Cindy: Wow. This is so much better than going to prom. I don't get why parents think it's so important.
Brick: I guess they're afraid we're gonna miss out on stuff. So we tell 'em we're going and it makes 'em happy. It's a big moment in their lives.
Cindy: I mean, what are we missing out on? Look around. Fluorescent lights, the Dewey Decimal System... This really is the perfect night.
Brick: Yep, I've got everything I love here... books... and you. You hungry? I hid some chips in the botany section.
Cindy: I could eat. Then could we look at fashion through the ages? 'Cause sometimes, Brick, I am just a girl.
Brick: I've noticed.

Quote from Frankie

Sue: It's just, 'cause Axl was born first, he's never gonna feel the same way about me that I do about him.
Frankie: [scoffs] Are you kidding me? When we told him he was gonna have a little sister, he was so excited. He used to talk to you in my tummy.
Sue: Really?
Frankie: Mm-hmm. And then when you got here, you were like his little doll. He dragged you everywhere. He would play with you and watch over you and make sure I was feeding you. Wherever we went, he told people he was your "big bwuvah."
Sue: Reeeeeally?
Frankie: Yep. And when you got a little older, he used to sleep in the bed with you every night. It got to the point where you two were keeping each other up, so we finally made him go back to his own bed. Ooh, he was not happy. He threw a fit. The only way we got him to do it is if he left Woofy Dog with you to protect you.
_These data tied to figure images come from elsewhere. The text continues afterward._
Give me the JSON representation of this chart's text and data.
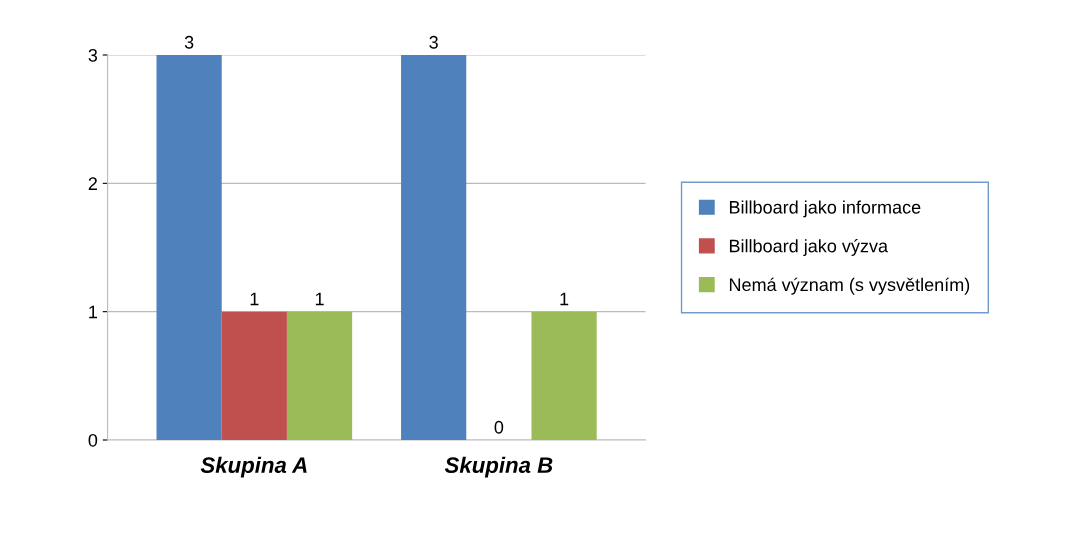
{
  "chart_data": {
    "type": "bar",
    "categories": [
      "Skupina A",
      "Skupina B"
    ],
    "series": [
      {
        "name": "Billboard jako informace",
        "color": "#4f81bd",
        "values": [
          3,
          3
        ]
      },
      {
        "name": "Billboard jako výzva",
        "color": "#c0504d",
        "values": [
          1,
          0
        ]
      },
      {
        "name": "Nemá význam (s vysvětlením)",
        "color": "#9bbb59",
        "values": [
          1,
          1
        ]
      }
    ],
    "ylim": [
      0,
      3
    ],
    "yticks": [
      0,
      1,
      2,
      3
    ],
    "grid": "y",
    "legend": "right",
    "data_labels": true
  }
}
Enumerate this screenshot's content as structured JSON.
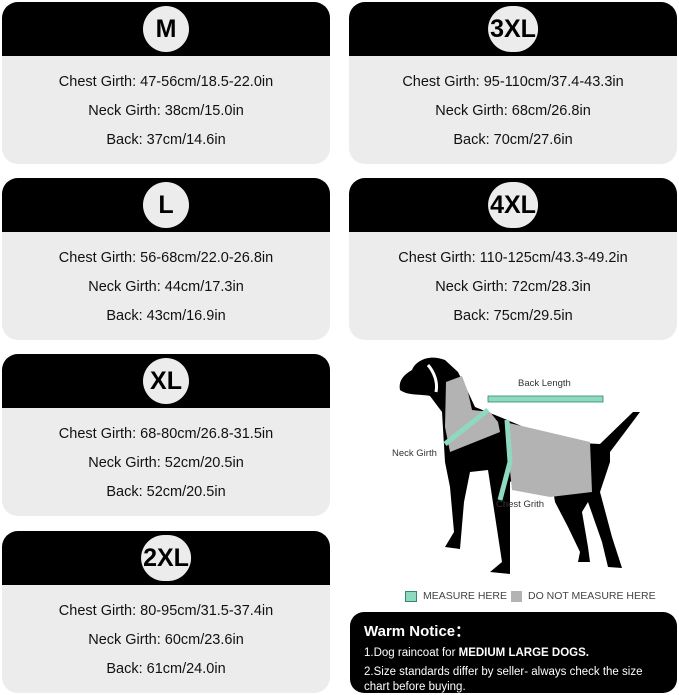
{
  "sizes": [
    {
      "size": "M",
      "chest": "Chest Girth: 47-56cm/18.5-22.0in",
      "neck": "Neck Girth: 38cm/15.0in",
      "back": "Back: 37cm/14.6in"
    },
    {
      "size": "L",
      "chest": "Chest Girth: 56-68cm/22.0-26.8in",
      "neck": "Neck Girth: 44cm/17.3in",
      "back": "Back: 43cm/16.9in"
    },
    {
      "size": "XL",
      "chest": "Chest Girth: 68-80cm/26.8-31.5in",
      "neck": "Neck Girth: 52cm/20.5in",
      "back": "Back: 52cm/20.5in"
    },
    {
      "size": "2XL",
      "chest": "Chest Girth: 80-95cm/31.5-37.4in",
      "neck": "Neck Girth: 60cm/23.6in",
      "back": "Back: 61cm/24.0in"
    },
    {
      "size": "3XL",
      "chest": "Chest Girth: 95-110cm/37.4-43.3in",
      "neck": "Neck Girth: 68cm/26.8in",
      "back": "Back: 70cm/27.6in"
    },
    {
      "size": "4XL",
      "chest": "Chest Girth: 110-125cm/43.3-49.2in",
      "neck": "Neck Girth: 72cm/28.3in",
      "back": "Back: 75cm/29.5in"
    }
  ],
  "diagram": {
    "back_length": "Back Length",
    "neck_girth": "Neck Girth",
    "chest_girth": "Chest Grith"
  },
  "legend": {
    "measure": "MEASURE HERE",
    "do_not_measure": "DO NOT MEASURE HERE",
    "measure_color": "#8fd9bf",
    "no_measure_color": "#b3b3b3"
  },
  "notice": {
    "title": "Warm Notice：",
    "line1_prefix": "1.Dog raincoat for ",
    "line1_bold": "MEDIUM LARGE DOGS.",
    "line2": "2.Size standards differ by seller- always check the size chart before buying."
  }
}
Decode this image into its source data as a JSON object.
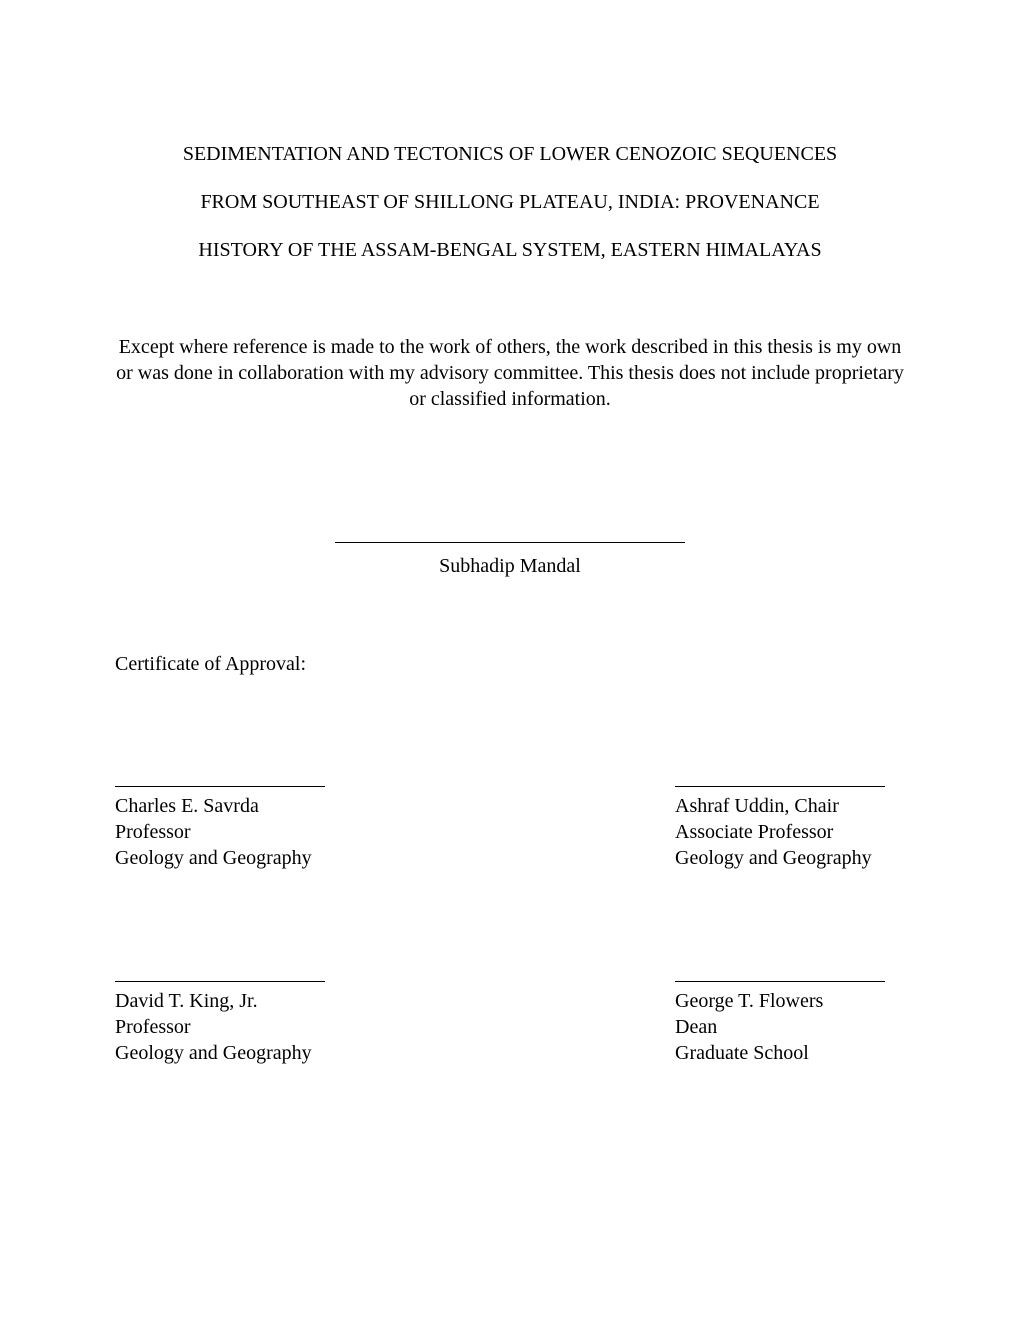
{
  "title": {
    "line1": "SEDIMENTATION AND TECTONICS OF LOWER CENOZOIC SEQUENCES",
    "line2": "FROM SOUTHEAST OF SHILLONG PLATEAU, INDIA: PROVENANCE",
    "line3": "HISTORY OF THE ASSAM-BENGAL SYSTEM, EASTERN HIMALAYAS"
  },
  "declaration": "Except where reference is made to the work of others, the work described in this thesis is my own or was done in collaboration with my advisory committee. This thesis does not include proprietary or classified information.",
  "author": "Subhadip Mandal",
  "cert_label": "Certificate of Approval:",
  "committee": {
    "topLeft": {
      "name": "Charles E. Savrda",
      "title": "Professor",
      "dept": "Geology and Geography"
    },
    "topRight": {
      "name": "Ashraf Uddin, Chair",
      "title": "Associate Professor",
      "dept": "Geology and Geography"
    },
    "bottomLeft": {
      "name": "David T. King, Jr.",
      "title": "Professor",
      "dept": "Geology and Geography"
    },
    "bottomRight": {
      "name": "George T. Flowers",
      "title": "Dean",
      "dept": "Graduate School"
    }
  }
}
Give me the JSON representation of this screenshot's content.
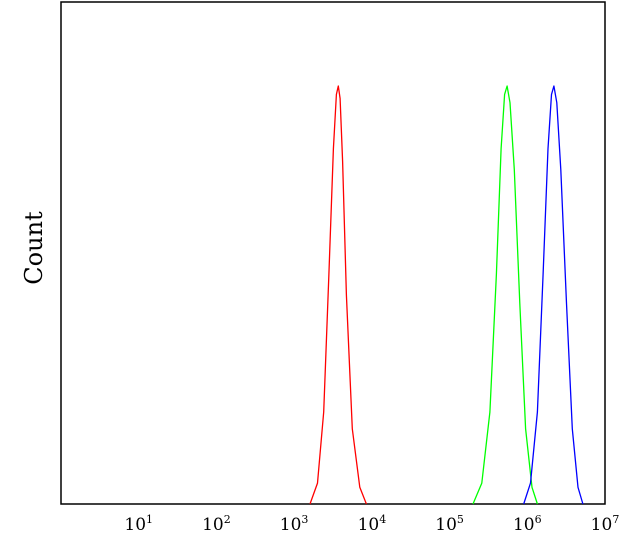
{
  "chart_data": {
    "type": "line",
    "title": "",
    "xlabel": "",
    "ylabel": "Count",
    "x_scale": "log",
    "xlim": [
      1,
      10000000
    ],
    "ylim": [
      0,
      100
    ],
    "grid": false,
    "legend": "none",
    "x_ticks": [
      {
        "value": 10,
        "base": "10",
        "exp": "1"
      },
      {
        "value": 100,
        "base": "10",
        "exp": "2"
      },
      {
        "value": 1000,
        "base": "10",
        "exp": "3"
      },
      {
        "value": 10000,
        "base": "10",
        "exp": "4"
      },
      {
        "value": 100000,
        "base": "10",
        "exp": "5"
      },
      {
        "value": 1000000,
        "base": "10",
        "exp": "6"
      },
      {
        "value": 10000000,
        "base": "10",
        "exp": "7"
      }
    ],
    "series": [
      {
        "color": "#ff0000",
        "x": [
          1600,
          2000,
          2400,
          2800,
          3200,
          3500,
          3700,
          3900,
          4200,
          4700,
          5600,
          7000,
          8500
        ],
        "y": [
          0,
          5,
          22,
          55,
          85,
          98,
          100,
          97,
          82,
          50,
          18,
          4,
          0
        ]
      },
      {
        "color": "#00ff00",
        "x": [
          200000,
          260000,
          330000,
          400000,
          460000,
          510000,
          550000,
          600000,
          680000,
          800000,
          950000,
          1150000,
          1350000
        ],
        "y": [
          0,
          5,
          22,
          55,
          85,
          98,
          100,
          96,
          80,
          48,
          18,
          4,
          0
        ]
      },
      {
        "color": "#0000ff",
        "x": [
          900000,
          1100000,
          1350000,
          1600000,
          1850000,
          2050000,
          2200000,
          2400000,
          2700000,
          3200000,
          3800000,
          4500000,
          5200000
        ],
        "y": [
          0,
          5,
          22,
          55,
          85,
          98,
          100,
          96,
          80,
          48,
          18,
          4,
          0
        ]
      }
    ]
  }
}
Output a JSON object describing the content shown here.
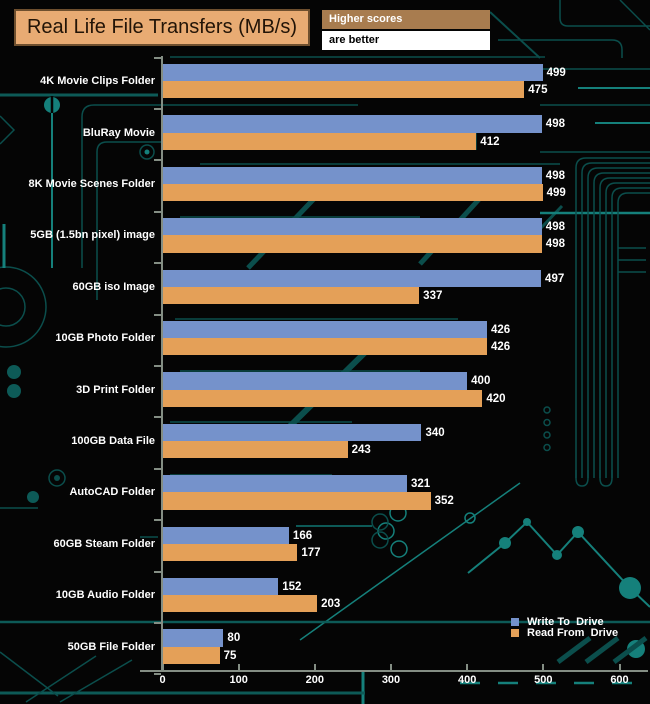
{
  "title": {
    "text": "Real Life File Transfers (MB/s)"
  },
  "banner": {
    "top": "Higher scores",
    "bottom": "are better"
  },
  "chart_data": {
    "type": "bar",
    "orientation": "horizontal",
    "title": "Real Life File Transfers (MB/s)",
    "units": "MB/s",
    "categories": [
      "4K Movie Clips Folder",
      "BluRay Movie",
      "8K Movie Scenes Folder",
      "5GB (1.5bn pixel) image",
      "60GB iso Image",
      "10GB Photo Folder",
      "3D Print Folder",
      "100GB Data File",
      "AutoCAD Folder",
      "60GB Steam Folder",
      "10GB Audio Folder",
      "50GB File Folder"
    ],
    "series": [
      {
        "name": "Write To  Drive",
        "color": "#7592cb",
        "values": [
          499,
          498,
          498,
          498,
          497,
          426,
          400,
          340,
          321,
          166,
          152,
          80
        ]
      },
      {
        "name": "Read From  Drive",
        "color": "#e4a058",
        "values": [
          475,
          412,
          499,
          498,
          337,
          426,
          420,
          243,
          352,
          177,
          203,
          75
        ]
      }
    ],
    "xlim": [
      0,
      600
    ],
    "xticks": [
      0,
      100,
      200,
      300,
      400,
      500,
      600
    ],
    "value_labels": true,
    "legend_position": "bottom-right",
    "note": "Higher scores are better"
  },
  "colors": {
    "background": "#050505",
    "bar_blue": "#7592cb",
    "bar_orange": "#e4a058",
    "axis": "#848e84",
    "label_text": "#ffffff",
    "title_bg": "#e8ab73",
    "title_border": "#6e4f2e",
    "title_text": "#221407",
    "banner_top_bg": "#a87c4f",
    "banner_top_text": "#ffffff",
    "banner_bottom_bg": "#ffffff",
    "banner_bottom_text": "#000000",
    "circuit_dark": "#0b4e4c",
    "circuit_mid": "#0d5a57",
    "circuit_bright": "#15807b"
  }
}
Sue: Wait, what do you mean, leave me Woofy Dog?
Frankie: Well, Woofy Dog was his.
Sue: Woofy Dog was Axl's?
Frankie: Yes. Didn't I tell you this story?
Sue: No. This is huge news! You told the story about how I was afraid of a knothole in the wood paneling like a thousand times, but this you keep from me? I can't believe Woofy Dog was Axl's. And he gave him to me. [gasps] He does adore me! [gasps] My big bwuvah does adore me! He just doesn't remember!